|It Is Shocking How Quickly He Has Changed|
She was so sad. I don't blame her. The other day I realized that those of us dealing with Alzheimer's in the family handle things so much differently than people dealing with things like cancer. We're completely fatalistic, knowing there is no hope, so why bother with false hope? You do what you can do, and deal with it. I'm noticing that people I know who have elderly parents with cancer seem to hold on to so many things - just hoping against hope. It is starting to dawn on me that while it is long, drawn out, and heart-breaking, Alzheimer's in a way, is a kinder disease - to the family.

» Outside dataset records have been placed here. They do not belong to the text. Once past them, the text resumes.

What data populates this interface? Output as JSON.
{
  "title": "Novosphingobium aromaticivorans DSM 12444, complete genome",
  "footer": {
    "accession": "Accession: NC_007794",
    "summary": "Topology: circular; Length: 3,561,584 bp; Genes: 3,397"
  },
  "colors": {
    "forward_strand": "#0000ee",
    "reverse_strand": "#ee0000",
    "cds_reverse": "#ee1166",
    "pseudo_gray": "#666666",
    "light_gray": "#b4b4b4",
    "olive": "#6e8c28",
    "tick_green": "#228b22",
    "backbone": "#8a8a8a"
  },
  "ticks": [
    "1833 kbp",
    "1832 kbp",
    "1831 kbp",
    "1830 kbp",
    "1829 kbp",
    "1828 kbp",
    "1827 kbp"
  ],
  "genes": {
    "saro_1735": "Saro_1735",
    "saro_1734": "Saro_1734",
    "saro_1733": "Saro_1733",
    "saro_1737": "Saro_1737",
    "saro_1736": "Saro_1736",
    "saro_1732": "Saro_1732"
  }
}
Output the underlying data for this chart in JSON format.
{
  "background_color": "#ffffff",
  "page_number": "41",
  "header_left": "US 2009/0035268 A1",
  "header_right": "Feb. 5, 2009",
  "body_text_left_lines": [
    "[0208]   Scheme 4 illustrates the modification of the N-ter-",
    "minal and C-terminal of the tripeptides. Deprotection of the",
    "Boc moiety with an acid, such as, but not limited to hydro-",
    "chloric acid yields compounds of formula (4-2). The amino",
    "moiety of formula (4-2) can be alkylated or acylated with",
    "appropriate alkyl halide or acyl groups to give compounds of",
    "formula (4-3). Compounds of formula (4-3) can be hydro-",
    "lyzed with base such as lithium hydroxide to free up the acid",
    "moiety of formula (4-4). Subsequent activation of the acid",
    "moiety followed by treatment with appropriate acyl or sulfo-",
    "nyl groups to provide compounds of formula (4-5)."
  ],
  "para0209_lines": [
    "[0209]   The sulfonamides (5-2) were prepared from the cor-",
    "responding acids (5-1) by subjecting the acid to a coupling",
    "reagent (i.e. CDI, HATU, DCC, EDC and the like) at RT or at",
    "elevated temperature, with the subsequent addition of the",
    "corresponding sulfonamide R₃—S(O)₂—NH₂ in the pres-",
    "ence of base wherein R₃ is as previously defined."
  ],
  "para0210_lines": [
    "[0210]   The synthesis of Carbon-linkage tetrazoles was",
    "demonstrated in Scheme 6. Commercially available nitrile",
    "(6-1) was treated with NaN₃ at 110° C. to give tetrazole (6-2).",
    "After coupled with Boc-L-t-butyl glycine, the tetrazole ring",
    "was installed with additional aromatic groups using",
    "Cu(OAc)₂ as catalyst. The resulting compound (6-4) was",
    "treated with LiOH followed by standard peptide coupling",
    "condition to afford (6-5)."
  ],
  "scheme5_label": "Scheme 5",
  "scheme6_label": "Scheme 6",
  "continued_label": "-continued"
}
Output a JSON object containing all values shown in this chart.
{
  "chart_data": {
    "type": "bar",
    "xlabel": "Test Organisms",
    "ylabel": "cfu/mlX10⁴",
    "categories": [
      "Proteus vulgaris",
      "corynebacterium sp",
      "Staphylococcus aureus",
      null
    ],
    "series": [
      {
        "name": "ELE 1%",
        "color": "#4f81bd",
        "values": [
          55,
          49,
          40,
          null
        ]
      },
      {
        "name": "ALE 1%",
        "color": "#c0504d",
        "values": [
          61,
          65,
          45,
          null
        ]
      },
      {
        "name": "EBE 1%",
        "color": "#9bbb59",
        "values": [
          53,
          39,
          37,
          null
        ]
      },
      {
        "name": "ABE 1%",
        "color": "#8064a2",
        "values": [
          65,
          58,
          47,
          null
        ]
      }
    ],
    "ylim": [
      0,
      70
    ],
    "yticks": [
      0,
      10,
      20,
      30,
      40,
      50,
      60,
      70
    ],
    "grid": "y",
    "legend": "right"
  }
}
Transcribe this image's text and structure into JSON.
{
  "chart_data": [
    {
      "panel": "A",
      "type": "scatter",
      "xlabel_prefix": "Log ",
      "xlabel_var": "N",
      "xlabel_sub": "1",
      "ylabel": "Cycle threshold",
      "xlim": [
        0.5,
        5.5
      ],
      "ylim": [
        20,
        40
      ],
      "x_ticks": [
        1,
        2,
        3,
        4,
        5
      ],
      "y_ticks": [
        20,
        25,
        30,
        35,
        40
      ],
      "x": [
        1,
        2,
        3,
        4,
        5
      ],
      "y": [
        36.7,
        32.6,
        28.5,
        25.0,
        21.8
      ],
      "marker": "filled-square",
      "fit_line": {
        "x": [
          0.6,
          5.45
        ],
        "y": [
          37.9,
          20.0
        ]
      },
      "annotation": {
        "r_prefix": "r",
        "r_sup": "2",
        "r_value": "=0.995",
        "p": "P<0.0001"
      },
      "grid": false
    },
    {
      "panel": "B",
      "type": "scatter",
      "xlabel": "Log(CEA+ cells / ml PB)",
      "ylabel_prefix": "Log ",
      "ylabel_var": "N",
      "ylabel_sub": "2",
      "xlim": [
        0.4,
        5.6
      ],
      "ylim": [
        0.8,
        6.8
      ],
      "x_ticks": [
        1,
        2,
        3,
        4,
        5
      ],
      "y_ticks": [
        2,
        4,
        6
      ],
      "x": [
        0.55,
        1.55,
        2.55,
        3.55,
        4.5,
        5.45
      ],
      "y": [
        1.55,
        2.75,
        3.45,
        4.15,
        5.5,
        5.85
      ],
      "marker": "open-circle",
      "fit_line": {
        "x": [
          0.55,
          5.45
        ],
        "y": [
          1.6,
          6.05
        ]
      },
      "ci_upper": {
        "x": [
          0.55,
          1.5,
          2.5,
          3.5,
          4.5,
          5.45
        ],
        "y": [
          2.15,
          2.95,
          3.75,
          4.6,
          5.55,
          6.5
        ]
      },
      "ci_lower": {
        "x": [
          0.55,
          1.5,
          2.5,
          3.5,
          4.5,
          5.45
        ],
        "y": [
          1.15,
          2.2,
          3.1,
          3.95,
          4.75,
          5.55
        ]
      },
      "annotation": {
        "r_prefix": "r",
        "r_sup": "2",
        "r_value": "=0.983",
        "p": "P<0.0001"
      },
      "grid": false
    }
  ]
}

Once we realize what we are dealing with, and face it, oh, it's painful. It is miserable and tragic, but we know what the score is. There's no 10% or 20% or 50-50%. It is all slap in the face, deal with it. Sure, you watch the person you love becoming a shell of what they once were, but, in our case, my father is not in pain. He's really not suffering. He's like an annoying four year old. You see his mind going a little more, every day, but we know it is going to happen. There's no let's try this and let's try that. It's just, that's life with Alzheimer's. I think I prefer it to false hope.
And - so you find reasons to seek the humor of the situation. We are trying to find my father's 'stash'. It is a common problem, especially with men who have the disease. It is reaching the point where friends are now getting into the spirit of what is truly a scavenger hunt. "Have you looked under the sofa where he sits and reads?" This sort of thing.
The shampoo still has not been found.